Gramophone "A Vivid performance from Manchester Camerata"

On a freezing Manchester evening, walking past Waterhouse’s Gothic-revival town hall, the neo-classical library, the huge iron arch of the former railway station (now a conference centre) – all manifestations of civic self-confidence – nature feels a long way away.

It isn’t of course. On a clear day, from parts of the city, you can make out the Peak District on the horizon, a brooding lure as readily accessible as the Austrian countryside around Vienna would have been for Beethoven and Mahler. Those composers’ relationships with nature provided the programmatic link for the third instalment in Manchester’s Mahler cycle on Saturday, which stepped out of the symphonic chronology to present Schoenberg’s transcription of Das Lied von der Erde.

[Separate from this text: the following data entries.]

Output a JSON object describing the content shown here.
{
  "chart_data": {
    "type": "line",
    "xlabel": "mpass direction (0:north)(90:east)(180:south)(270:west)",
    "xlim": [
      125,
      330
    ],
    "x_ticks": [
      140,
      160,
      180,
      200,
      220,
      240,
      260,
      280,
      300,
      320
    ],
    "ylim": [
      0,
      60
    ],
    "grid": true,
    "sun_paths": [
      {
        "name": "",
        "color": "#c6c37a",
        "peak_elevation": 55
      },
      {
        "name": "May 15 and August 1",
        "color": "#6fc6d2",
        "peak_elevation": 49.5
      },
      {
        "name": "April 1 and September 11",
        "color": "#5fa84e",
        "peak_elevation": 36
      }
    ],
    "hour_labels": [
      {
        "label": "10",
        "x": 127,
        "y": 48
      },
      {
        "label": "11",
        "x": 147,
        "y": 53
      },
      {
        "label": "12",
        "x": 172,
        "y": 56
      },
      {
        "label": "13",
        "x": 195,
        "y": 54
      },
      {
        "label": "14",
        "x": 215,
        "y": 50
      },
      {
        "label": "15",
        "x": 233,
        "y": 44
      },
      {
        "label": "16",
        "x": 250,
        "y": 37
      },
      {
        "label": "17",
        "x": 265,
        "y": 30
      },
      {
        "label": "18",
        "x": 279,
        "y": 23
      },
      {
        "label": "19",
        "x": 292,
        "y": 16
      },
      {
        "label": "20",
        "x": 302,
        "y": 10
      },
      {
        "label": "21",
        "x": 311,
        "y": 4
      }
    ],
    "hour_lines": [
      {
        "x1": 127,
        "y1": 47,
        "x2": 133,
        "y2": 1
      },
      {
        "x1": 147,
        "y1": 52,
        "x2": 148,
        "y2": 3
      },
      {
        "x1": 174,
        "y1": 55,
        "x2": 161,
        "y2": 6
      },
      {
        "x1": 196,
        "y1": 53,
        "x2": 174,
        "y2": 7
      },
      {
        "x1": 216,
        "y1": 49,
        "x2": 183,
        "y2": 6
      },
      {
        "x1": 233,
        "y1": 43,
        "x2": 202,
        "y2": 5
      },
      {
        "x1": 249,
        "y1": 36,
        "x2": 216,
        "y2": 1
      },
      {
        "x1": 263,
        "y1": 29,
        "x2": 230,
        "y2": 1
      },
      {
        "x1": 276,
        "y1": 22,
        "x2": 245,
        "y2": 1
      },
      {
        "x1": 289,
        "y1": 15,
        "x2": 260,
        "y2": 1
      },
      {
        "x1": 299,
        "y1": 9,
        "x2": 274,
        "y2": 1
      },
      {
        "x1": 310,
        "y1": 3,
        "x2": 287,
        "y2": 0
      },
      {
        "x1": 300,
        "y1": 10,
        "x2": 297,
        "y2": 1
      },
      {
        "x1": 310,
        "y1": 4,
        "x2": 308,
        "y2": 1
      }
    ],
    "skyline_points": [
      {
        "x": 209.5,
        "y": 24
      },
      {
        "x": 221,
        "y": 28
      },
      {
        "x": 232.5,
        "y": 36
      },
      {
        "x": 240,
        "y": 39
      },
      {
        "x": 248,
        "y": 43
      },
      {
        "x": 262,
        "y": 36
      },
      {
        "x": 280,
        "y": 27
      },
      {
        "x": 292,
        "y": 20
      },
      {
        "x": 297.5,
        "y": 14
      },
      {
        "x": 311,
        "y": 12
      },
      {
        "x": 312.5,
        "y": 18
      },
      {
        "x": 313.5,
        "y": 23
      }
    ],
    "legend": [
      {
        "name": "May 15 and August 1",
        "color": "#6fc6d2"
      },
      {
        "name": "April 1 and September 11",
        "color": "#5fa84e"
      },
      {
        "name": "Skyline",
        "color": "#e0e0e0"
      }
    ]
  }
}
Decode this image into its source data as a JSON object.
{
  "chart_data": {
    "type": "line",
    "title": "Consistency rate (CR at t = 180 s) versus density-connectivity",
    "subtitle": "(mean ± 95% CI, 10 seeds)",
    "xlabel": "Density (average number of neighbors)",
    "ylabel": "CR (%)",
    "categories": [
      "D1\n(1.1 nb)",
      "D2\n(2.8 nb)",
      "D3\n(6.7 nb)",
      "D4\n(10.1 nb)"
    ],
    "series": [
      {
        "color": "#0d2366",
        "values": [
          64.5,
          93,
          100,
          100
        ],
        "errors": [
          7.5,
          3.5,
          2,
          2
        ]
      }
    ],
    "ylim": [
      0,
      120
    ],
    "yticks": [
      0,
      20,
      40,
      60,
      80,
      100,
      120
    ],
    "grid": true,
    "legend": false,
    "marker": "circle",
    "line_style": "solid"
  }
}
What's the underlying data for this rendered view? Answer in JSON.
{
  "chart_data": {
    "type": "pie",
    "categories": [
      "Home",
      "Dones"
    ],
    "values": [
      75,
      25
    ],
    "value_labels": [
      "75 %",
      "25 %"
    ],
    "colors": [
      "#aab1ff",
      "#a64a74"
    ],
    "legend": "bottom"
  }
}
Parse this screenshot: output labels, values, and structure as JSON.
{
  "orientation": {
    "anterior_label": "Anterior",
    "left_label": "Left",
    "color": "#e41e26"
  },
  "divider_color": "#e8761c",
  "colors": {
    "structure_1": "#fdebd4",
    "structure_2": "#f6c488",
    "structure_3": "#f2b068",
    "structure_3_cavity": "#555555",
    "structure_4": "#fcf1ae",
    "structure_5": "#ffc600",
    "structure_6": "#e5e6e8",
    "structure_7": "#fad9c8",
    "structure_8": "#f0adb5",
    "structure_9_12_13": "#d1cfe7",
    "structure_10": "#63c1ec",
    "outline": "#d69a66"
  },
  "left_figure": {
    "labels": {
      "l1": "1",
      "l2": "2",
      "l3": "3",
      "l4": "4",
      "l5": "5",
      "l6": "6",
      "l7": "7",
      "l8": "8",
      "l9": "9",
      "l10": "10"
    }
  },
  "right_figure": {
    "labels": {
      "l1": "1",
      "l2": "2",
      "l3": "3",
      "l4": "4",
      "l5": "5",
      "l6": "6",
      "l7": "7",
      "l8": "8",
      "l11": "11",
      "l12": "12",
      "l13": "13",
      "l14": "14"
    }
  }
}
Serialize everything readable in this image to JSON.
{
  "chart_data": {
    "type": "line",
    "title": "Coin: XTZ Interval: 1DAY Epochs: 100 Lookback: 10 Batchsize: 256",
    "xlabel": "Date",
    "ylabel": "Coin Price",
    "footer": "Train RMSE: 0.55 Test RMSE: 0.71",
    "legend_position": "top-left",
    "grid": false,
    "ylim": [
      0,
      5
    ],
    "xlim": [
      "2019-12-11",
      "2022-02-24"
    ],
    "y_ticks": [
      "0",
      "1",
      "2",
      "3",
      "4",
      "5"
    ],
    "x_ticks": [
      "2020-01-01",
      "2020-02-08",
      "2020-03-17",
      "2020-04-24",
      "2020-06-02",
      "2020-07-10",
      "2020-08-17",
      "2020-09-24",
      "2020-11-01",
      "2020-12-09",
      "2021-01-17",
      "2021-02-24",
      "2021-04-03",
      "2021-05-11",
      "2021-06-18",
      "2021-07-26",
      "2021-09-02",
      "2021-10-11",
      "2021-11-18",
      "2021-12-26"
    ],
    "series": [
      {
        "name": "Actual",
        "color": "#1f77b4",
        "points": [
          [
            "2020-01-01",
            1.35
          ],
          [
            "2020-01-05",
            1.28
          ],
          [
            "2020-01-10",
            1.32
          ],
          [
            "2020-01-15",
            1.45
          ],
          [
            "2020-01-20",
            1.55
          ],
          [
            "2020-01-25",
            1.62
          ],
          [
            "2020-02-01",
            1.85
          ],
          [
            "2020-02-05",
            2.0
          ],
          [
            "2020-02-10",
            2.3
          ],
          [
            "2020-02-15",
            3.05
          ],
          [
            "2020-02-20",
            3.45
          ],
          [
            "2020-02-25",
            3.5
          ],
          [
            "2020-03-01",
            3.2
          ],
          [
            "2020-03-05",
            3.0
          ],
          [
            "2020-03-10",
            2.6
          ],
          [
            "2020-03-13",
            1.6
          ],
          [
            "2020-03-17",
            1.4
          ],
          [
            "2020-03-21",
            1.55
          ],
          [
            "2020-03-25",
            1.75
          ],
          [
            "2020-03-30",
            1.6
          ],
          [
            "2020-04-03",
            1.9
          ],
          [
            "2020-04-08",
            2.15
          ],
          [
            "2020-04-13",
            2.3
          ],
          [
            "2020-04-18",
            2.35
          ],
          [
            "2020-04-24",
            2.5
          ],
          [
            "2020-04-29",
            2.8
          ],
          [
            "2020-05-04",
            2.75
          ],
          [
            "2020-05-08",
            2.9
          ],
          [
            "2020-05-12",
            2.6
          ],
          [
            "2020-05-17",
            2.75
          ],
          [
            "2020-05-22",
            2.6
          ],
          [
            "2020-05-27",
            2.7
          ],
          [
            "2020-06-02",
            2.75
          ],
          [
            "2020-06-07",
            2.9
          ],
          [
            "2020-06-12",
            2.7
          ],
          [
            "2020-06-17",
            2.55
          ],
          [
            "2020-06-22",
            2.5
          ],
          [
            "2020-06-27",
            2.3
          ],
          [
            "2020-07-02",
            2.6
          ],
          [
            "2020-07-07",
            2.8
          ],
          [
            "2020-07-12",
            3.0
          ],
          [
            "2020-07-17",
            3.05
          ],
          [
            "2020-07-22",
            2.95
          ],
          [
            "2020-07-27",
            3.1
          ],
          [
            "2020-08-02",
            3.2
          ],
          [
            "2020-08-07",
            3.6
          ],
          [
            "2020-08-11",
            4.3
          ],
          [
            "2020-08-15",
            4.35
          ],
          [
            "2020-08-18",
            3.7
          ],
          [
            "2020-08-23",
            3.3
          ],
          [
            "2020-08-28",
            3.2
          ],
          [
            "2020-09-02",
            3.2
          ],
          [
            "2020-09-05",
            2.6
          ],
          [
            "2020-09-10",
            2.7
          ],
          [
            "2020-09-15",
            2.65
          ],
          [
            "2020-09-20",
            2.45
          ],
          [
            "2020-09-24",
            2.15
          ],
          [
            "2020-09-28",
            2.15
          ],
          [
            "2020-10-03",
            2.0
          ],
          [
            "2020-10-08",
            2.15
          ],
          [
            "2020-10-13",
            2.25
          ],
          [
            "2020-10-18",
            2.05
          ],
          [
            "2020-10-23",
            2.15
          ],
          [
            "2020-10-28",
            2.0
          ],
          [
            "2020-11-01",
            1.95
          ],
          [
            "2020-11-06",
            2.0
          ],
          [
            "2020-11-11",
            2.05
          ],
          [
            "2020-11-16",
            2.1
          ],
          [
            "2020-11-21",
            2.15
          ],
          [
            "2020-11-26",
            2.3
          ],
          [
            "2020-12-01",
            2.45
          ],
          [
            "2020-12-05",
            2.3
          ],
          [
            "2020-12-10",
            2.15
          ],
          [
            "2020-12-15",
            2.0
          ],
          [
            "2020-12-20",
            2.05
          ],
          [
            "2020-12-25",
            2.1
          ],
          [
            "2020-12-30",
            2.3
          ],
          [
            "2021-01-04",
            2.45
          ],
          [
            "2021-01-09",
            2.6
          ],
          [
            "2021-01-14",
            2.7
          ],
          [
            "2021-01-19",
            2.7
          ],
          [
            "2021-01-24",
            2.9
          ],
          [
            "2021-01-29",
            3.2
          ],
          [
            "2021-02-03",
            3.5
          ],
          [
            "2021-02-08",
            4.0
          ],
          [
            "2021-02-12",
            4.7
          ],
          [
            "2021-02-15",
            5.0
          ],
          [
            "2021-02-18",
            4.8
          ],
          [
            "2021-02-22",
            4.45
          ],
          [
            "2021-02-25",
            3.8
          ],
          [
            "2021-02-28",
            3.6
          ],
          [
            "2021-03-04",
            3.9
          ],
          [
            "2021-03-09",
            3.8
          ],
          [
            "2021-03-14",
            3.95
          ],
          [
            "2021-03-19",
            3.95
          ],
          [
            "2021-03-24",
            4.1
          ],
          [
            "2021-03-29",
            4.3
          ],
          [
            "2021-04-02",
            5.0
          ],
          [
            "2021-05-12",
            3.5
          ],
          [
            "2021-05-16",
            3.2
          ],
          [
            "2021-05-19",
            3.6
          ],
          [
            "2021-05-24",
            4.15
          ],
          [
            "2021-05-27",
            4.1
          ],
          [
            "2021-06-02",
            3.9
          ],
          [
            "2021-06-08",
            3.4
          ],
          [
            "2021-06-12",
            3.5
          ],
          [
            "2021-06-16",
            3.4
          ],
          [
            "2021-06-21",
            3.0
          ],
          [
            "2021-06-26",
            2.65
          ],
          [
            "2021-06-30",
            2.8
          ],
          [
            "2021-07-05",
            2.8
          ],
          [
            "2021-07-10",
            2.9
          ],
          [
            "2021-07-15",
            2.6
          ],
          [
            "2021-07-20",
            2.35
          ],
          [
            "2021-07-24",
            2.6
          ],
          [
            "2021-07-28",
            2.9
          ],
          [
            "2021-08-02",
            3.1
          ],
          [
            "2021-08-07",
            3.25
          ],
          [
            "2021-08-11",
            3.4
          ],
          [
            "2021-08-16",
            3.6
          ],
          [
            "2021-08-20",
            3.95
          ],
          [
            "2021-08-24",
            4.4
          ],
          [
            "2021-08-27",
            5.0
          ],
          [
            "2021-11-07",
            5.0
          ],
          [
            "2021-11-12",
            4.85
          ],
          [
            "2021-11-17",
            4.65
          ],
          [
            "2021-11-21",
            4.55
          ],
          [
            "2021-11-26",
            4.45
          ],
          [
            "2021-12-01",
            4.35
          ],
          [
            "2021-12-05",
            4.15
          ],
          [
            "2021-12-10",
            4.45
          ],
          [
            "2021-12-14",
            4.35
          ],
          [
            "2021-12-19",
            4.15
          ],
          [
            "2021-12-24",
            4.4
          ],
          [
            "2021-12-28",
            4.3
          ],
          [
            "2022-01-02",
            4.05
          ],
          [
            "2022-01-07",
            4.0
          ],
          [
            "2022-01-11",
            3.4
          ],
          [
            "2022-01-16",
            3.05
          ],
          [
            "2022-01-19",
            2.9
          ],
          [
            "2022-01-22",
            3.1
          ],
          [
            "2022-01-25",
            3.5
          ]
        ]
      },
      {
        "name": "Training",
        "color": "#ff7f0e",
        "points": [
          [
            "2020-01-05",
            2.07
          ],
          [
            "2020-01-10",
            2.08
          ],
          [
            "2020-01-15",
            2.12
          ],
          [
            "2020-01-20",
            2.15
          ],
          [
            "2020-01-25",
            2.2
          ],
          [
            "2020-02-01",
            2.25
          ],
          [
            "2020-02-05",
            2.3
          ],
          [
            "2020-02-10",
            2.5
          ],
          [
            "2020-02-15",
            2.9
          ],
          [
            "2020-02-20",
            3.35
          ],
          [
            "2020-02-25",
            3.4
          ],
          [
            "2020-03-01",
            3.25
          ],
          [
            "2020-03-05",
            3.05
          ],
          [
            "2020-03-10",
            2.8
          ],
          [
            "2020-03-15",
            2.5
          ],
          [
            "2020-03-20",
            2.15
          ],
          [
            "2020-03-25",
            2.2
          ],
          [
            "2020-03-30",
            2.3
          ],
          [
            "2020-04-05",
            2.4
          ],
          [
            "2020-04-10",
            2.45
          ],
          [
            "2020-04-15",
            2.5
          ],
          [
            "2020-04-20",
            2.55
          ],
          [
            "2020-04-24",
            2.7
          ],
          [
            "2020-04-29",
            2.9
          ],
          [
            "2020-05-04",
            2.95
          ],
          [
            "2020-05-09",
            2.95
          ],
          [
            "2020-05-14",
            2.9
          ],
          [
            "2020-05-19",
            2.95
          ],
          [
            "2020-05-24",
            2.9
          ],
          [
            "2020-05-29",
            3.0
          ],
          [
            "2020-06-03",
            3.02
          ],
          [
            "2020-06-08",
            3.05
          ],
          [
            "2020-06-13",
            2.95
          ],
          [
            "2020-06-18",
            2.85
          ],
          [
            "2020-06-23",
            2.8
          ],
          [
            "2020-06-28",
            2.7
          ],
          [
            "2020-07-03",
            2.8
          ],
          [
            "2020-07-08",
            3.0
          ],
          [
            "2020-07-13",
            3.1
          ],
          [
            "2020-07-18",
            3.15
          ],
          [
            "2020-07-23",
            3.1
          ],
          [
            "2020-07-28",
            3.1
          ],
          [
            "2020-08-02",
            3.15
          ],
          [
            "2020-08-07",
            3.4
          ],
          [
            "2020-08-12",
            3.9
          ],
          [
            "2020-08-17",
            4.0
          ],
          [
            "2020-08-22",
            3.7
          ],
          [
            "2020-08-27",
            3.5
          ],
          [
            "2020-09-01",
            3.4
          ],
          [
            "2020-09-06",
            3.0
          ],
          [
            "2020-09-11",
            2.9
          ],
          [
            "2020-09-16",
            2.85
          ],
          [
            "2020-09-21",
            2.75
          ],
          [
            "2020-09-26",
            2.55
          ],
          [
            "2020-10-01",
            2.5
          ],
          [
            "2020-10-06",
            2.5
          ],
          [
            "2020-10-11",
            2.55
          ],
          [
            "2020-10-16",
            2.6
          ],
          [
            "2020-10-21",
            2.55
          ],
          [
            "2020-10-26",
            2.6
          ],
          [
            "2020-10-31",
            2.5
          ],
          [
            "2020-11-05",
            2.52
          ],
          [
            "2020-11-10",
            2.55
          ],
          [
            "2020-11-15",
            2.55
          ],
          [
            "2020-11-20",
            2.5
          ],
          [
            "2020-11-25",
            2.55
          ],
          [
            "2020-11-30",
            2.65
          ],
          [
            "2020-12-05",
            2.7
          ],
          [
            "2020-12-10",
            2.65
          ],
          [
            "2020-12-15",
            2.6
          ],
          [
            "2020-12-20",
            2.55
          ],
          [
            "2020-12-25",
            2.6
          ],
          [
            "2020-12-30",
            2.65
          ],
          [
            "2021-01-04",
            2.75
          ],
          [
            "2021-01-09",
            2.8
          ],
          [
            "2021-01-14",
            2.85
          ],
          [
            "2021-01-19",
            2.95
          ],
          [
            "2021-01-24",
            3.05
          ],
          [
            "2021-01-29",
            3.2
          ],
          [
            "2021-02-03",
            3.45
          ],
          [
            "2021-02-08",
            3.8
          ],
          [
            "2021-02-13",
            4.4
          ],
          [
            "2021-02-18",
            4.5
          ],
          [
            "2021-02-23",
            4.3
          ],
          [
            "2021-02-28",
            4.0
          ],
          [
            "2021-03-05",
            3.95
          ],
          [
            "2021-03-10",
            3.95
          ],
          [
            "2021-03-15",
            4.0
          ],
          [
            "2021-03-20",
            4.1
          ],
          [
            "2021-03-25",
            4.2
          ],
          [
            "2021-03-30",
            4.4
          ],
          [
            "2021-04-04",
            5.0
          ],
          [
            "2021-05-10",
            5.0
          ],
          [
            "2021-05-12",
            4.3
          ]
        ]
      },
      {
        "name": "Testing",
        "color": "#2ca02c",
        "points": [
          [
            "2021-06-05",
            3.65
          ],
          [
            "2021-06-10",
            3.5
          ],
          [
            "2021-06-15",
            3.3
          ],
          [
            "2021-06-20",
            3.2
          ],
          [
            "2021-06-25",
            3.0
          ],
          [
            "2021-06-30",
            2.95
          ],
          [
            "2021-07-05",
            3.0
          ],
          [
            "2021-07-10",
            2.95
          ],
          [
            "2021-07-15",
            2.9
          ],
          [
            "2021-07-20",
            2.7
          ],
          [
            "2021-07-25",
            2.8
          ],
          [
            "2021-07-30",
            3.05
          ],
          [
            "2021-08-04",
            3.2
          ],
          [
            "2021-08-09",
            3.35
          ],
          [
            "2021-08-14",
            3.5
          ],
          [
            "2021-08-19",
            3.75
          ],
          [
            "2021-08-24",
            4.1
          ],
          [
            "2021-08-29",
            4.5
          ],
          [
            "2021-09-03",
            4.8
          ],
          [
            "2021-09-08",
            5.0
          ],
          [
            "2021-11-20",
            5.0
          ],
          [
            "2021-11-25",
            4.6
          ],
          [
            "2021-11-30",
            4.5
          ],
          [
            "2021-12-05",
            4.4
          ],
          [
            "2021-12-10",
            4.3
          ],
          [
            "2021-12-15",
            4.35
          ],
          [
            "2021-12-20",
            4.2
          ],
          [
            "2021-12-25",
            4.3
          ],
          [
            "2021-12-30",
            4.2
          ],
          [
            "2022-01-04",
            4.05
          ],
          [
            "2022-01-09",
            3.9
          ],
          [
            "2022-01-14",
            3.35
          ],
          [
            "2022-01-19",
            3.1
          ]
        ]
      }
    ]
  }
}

Schoenberg founded the Vienna-based Association for Private Musical Performances in 1918. Dedicated to exploring new music but short of funds, they made a number of chamber versions of larger works, of which Das Lied was one (begun by Schoenberg, it was completed in 1983 by conductor Rainer Riehn). Listening to Manchester Camerata's  vivid performance, conducted by Douglas Boyd, the first thing to note about the transcription is what an astonishing noise it still makes, tenor Peter Wedd’s anguished opening cry still sounding like he’s bursting through a great sonic swell.